# Odd Use for Bounce Dryer Sheets



## norgeskog (Apr 21, 2005)

Received these in a newsletter to which I subscribe.  Have not used all of them, *bolded* the ones I have tried.

USPS asked letter carriers to put a bounce sheet in their pocket to ward off jellow jackets.

They will:

chase ants away
repel mice in foundation, trailers, cars.
*takes odor out of books and albums not frequently used*
repels mosquitoes (I will try this next time I bike or walk)
*eliminates static electricity from TV or computer screen, wipe*
disolves soap scum from shower doors, wipe
*place one in drawers or in closet to refresh aroma*
*place one in the vaccum cleaner*
*freshen air in car, put one under the seat*
wipe to collect cat hair
*deoderize sneakers and shoes*
keep camping things fresh by storing one in them
*place one in bottom of clothes hamper*
*place on in stored luggage *


----------



## kitchenelf (Apr 21, 2005)

I also heard that you could wipe them on your skin and it would help repel mosquitoes - or hang one on the back of a chair outdoors to help with the same thing.  I've used them on my TV but there's no way in Hades they will help with MY son's shoes


----------



## Charlotte (Apr 21, 2005)

LOL KE, maybe throw the shoes in the wash?


----------



## kitchenelf (Apr 21, 2005)

They would have to be washed daily - poor kid!


----------



## -DEADLY SUSHI- (Apr 21, 2005)

My cat enjoys eatting them.   I have to toss them as SOON as the clothes come out of the dryer.


----------



## norgeskog (Apr 22, 2005)

kitchenelf said:
			
		

> I also heard that you could wipe them on your skin and it would help repel mosquitoes - or hang one on the back of a chair outdoors to help with the same thing. I've used them on my TV but there's no way in Hades they will help with MY son's shoes


 
kitchennisse, try having the kid rub his feet with them before he puts them into the shoes


----------



## kadesma (Apr 22, 2005)

I've used them for really burned on gunk in the bottom of a pot!  I was really surprised, I thought I'd have to rent a jack hammer 

kadesma


----------



## norgeskog (Apr 23, 2005)

kadesma said:
			
		

> I've used them for really burned on gunk in the bottom of a pot!

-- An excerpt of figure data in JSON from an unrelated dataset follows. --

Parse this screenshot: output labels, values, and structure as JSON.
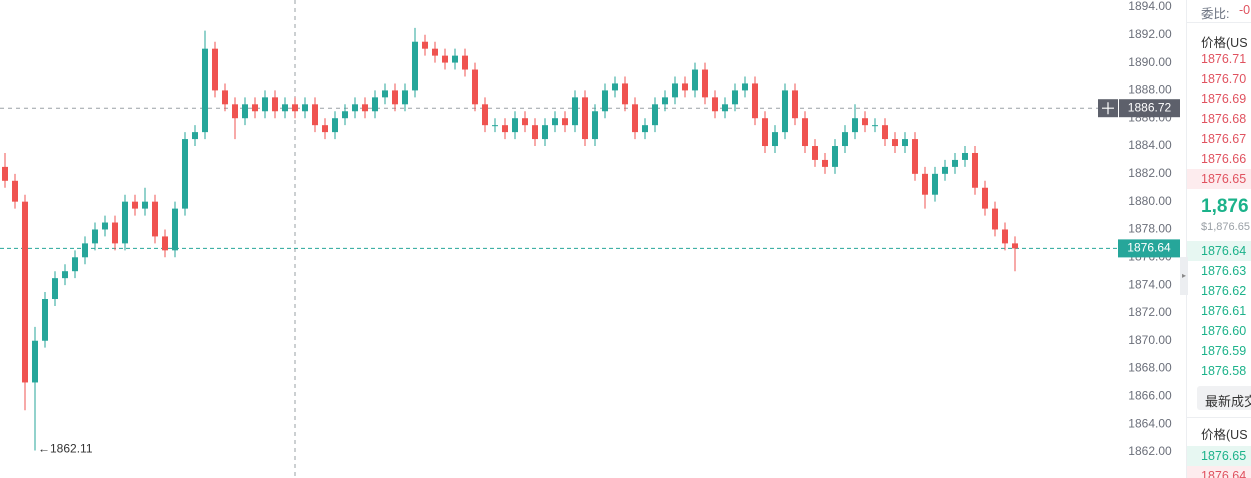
{
  "chart_data": {
    "type": "candlestick",
    "ylim": [
      1860.13,
      1894.5
    ],
    "yticks": [
      {
        "value": 1862,
        "label": "1862.00"
      },
      {
        "value": 1864,
        "label": "1864.00"
      },
      {
        "value": 1866,
        "label": "1866.00"
      },
      {
        "value": 1868,
        "label": "1868.00"
      },
      {
        "value": 1870,
        "label": "1870.00"
      },
      {
        "value": 1872,
        "label": "1872.00"
      },
      {
        "value": 1874,
        "label": "1874.00"
      },
      {
        "value": 1876,
        "label": "1876.00"
      },
      {
        "value": 1878,
        "label": "1878.00"
      },
      {
        "value": 1880,
        "label": "1880.00"
      },
      {
        "value": 1882,
        "label": "1882.00"
      },
      {
        "value": 1884,
        "label": "1884.00"
      },
      {
        "value": 1886,
        "label": "1886.00"
      },
      {
        "value": 1888,
        "label": "1888.00"
      },
      {
        "value": 1890,
        "label": "1890.00"
      },
      {
        "value": 1892,
        "label": "1892.00"
      },
      {
        "value": 1894,
        "label": "1894.00"
      }
    ],
    "up_color": "#26a69a",
    "down_color": "#ef5350",
    "crosshair_price": 1886.72,
    "last_price": 1876.64,
    "low_price": 1862.11,
    "candles": [
      [
        1882.5,
        1883.5,
        1881,
        1881.5
      ],
      [
        1881.5,
        1882,
        1879.5,
        1880
      ],
      [
        1880,
        1880.5,
        1865,
        1867
      ],
      [
        1867,
        1871,
        1862.11,
        1870
      ],
      [
        1870,
        1873.5,
        1869.5,
        1873
      ],
      [
        1873,
        1875,
        1872.5,
        1874.5
      ],
      [
        1874.5,
        1875.5,
        1874,
        1875
      ],
      [
        1875,
        1876.5,
        1874.5,
        1876
      ],
      [
        1876,
        1877.5,
        1875.5,
        1877
      ],
      [
        1877,
        1878.5,
        1876.5,
        1878
      ],
      [
        1878,
        1879,
        1877.5,
        1878.5
      ],
      [
        1878.5,
        1879,
        1876.5,
        1877
      ],
      [
        1877,
        1880.5,
        1876.5,
        1880
      ],
      [
        1880,
        1880.5,
        1879,
        1879.5
      ],
      [
        1879.5,
        1881,
        1879,
        1880
      ],
      [
        1880,
        1880.5,
        1877,
        1877.5
      ],
      [
        1877.5,
        1878,
        1876,
        1876.5
      ],
      [
        1876.5,
        1880,
        1876,
        1879.5
      ],
      [
        1879.5,
        1885,
        1879,
        1884.5
      ],
      [
        1884.5,
        1885.5,
        1884,
        1885
      ],
      [
        1885,
        1892.3,
        1884.5,
        1891
      ],
      [
        1891,
        1891.5,
        1887.5,
        1888
      ],
      [
        1888,
        1888.5,
        1886.5,
        1887
      ],
      [
        1887,
        1887.5,
        1884.5,
        1886
      ],
      [
        1886,
        1887.5,
        1885.5,
        1887
      ],
      [
        1887,
        1887.5,
        1886,
        1886.5
      ],
      [
        1886.5,
        1888,
        1886,
        1887.5
      ],
      [
        1887.5,
        1888,
        1886,
        1886.5
      ],
      [
        1886.5,
        1887.5,
        1886,
        1887
      ],
      [
        1887,
        1887.5,
        1886,
        1886.5
      ],
      [
        1886.5,
        1887.5,
        1886,
        1887
      ],
      [
        1887,
        1887.5,
        1885,
        1885.5
      ],
      [
        1885.5,
        1886,
        1884.5,
        1885
      ],
      [
        1885,
        1886.5,
        1884.5,
        1886
      ],
      [
        1886,
        1887,
        1885.5,
        1886.5
      ],
      [
        1886.5,
        1887.5,
        1886,
        1887
      ],
      [
        1887,
        1887.5,
        1886,
        1886.5
      ],
      [
        1886.5,
        1888,
        1886,
        1887.5
      ],
      [
        1887.5,
        1888.5,
        1887,
        1888
      ],
      [
        1888,
        1888.5,
        1886.5,
        1887
      ],
      [
        1887,
        1888.5,
        1886.5,
        1888
      ],
      [
        1888,
        1892.5,
        1887.5,
        1891.5
      ],
      [
        1891.5,
        1892,
        1890.5,
        1891
      ],
      [
        1891,
        1891.5,
        1890,
        1890.5
      ],
      [
        1890.5,
        1891,
        1889.5,
        1890
      ],
      [
        1890,
        1891,
        1889.5,
        1890.5
      ],
      [
        1890.5,
        1891,
        1889,
        1889.5
      ],
      [
        1889.5,
        1890,
        1886.5,
        1887
      ],
      [
        1887,
        1887.5,
        1885,
        1885.5
      ],
      [
        1885.5,
        1886,
        1885,
        1885.5
      ],
      [
        1885.5,
        1886,
        1884.5,
        1885
      ],
      [
        1885,
        1886.5,
        1884.5,
        1886
      ],
      [
        1886,
        1886.5,
        1885,
        1885.5
      ],
      [
        1885.5,
        1886,
        1884,
        1884.5
      ],
      [
        1884.5,
        1886,
        1884,
        1885.5
      ],
      [
        1885.5,
        1886.5,
        1885,
        1886
      ],
      [
        1886,
        1886.5,
        1885,
        1885.5
      ],
      [
        1885.5,
        1888,
        1885,
        1887.5
      ],
      [
        1887.5,
        1888,
        1884,
        1884.5
      ],
      [
        1884.5,
        1887,
        1884,
        1886.5
      ],
      [
        1886.5,
        1888.5,
        1886,
        1888
      ],
      [
        1888,
        1889,
        1887.5,
        1888.5
      ],
      [
        1888.5,
        1889,
        1886.5,
        1887
      ],
      [
        1887,
        1887.5,
        1884.5,
        1885
      ],
      [
        1885,
        1886,
        1884.5,
        1885.5
      ],
      [
        1885.5,
        1887.5,
        1885,
        1887
      ],
      [
        1887,
        1888,
        1886.5,
        1887.5
      ],
      [
        1887.5,
        1889,
        1887,
        1888.5
      ],
      [
        1888.5,
        1889,
        1887.5,
        1888
      ],
      [
        1888,
        1890,
        1887.5,
        1889.5
      ],
      [
        1889.5,
        1890,
        1887,
        1887.5
      ],
      [
        1887.5,
        1888,
        1886,
        1886.5
      ],
      [
        1886.5,
        1887.5,
        1886,
        1887
      ],
      [
        1887,
        1888.5,
        1886.5,
        1888
      ],
      [
        1888,
        1889,
        1887.5,
        1888.5
      ],
      [
        1888.5,
        1889,
        1885.5,
        1886
      ],
      [
        1886,
        1886.5,
        1883.5,
        1884
      ],
      [
        1884,
        1885.5,
        1883.5,
        1885
      ],
      [
        1885,
        1888.5,
        1884.5,
        1888
      ],
      [
        1888,
        1888.5,
        1885.5,
        1886
      ],
      [
        1886,
        1886.5,
        1883.5,
        1884
      ],
      [
        1884,
        1884.5,
        1882.5,
        1883
      ],
      [
        1883,
        1883.5,
        1882,
        1882.5
      ],
      [
        1882.5,
        1884.5,
        1882,
        1884
      ],
      [
        1884,
        1885.5,
        1883.5,
        1885
      ],
      [
        1885,
        1887,
        1884.5,
        1886
      ],
      [
        1886,
        1886.5,
        1885,
        1885.5
      ],
      [
        1885.5,
        1886,
        1885,
        1885.5
      ],
      [
        1885.5,
        1886,
        1884,
        1884.5
      ],
      [
        1884.5,
        1885,
        1883.5,
        1884
      ],
      [
        1884,
        1885,
        1883.5,
        1884.5
      ],
      [
        1884.5,
        1885,
        1881.5,
        1882
      ],
      [
        1882,
        1882.5,
        1879.5,
        1880.5
      ],
      [
        1880.5,
        1882.5,
        1880,
        1882
      ],
      [
        1882,
        1883,
        1881.5,
        1882.5
      ],
      [
        1882.5,
        1883.5,
        1882,
        1883
      ],
      [
        1883,
        1884,
        1882.5,
        1883.5
      ],
      [
        1883.5,
        1884,
        1880.5,
        1881
      ],
      [
        1881,
        1881.5,
        1879,
        1879.5
      ],
      [
        1879.5,
        1880,
        1877.5,
        1878
      ],
      [
        1878,
        1878.5,
        1876.5,
        1877
      ],
      [
        1877,
        1877.5,
        1875,
        1876.64
      ]
    ]
  },
  "order_book": {
    "ratio_label": "委比:",
    "ratio_value": "-0",
    "price_header": "价格(US",
    "asks": [
      "1876.71",
      "1876.70",
      "1876.69",
      "1876.68",
      "1876.67",
      "1876.66",
      "1876.65"
    ],
    "mid_price": "1,876",
    "mid_usd": "$1,876.65",
    "bids": [
      "1876.64",
      "1876.63",
      "1876.62",
      "1876.61",
      "1876.60",
      "1876.59",
      "1876.58"
    ],
    "trades_tab": "最新成交",
    "trades_header": "价格(US",
    "trades": [
      "1876.65",
      "1876.64"
    ]
  }
}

I was really surprised, I thought I'd have to rent a jack hammer
> 
> kadesma


 
wow that is amazing, kadesma, wonder what is in them.


----------



## irishtravel1 (Apr 23, 2005)

Thanks for the great ideas!  I will use several of the ideas!


----------



## Russell (Apr 23, 2005)

What are they?


----------



## middie (Apr 23, 2005)

basically it's fabric softener on a sheet that you put in the dryer with your clothes.


----------



## Russell (Apr 23, 2005)

OO....thanks for clearin that up


----------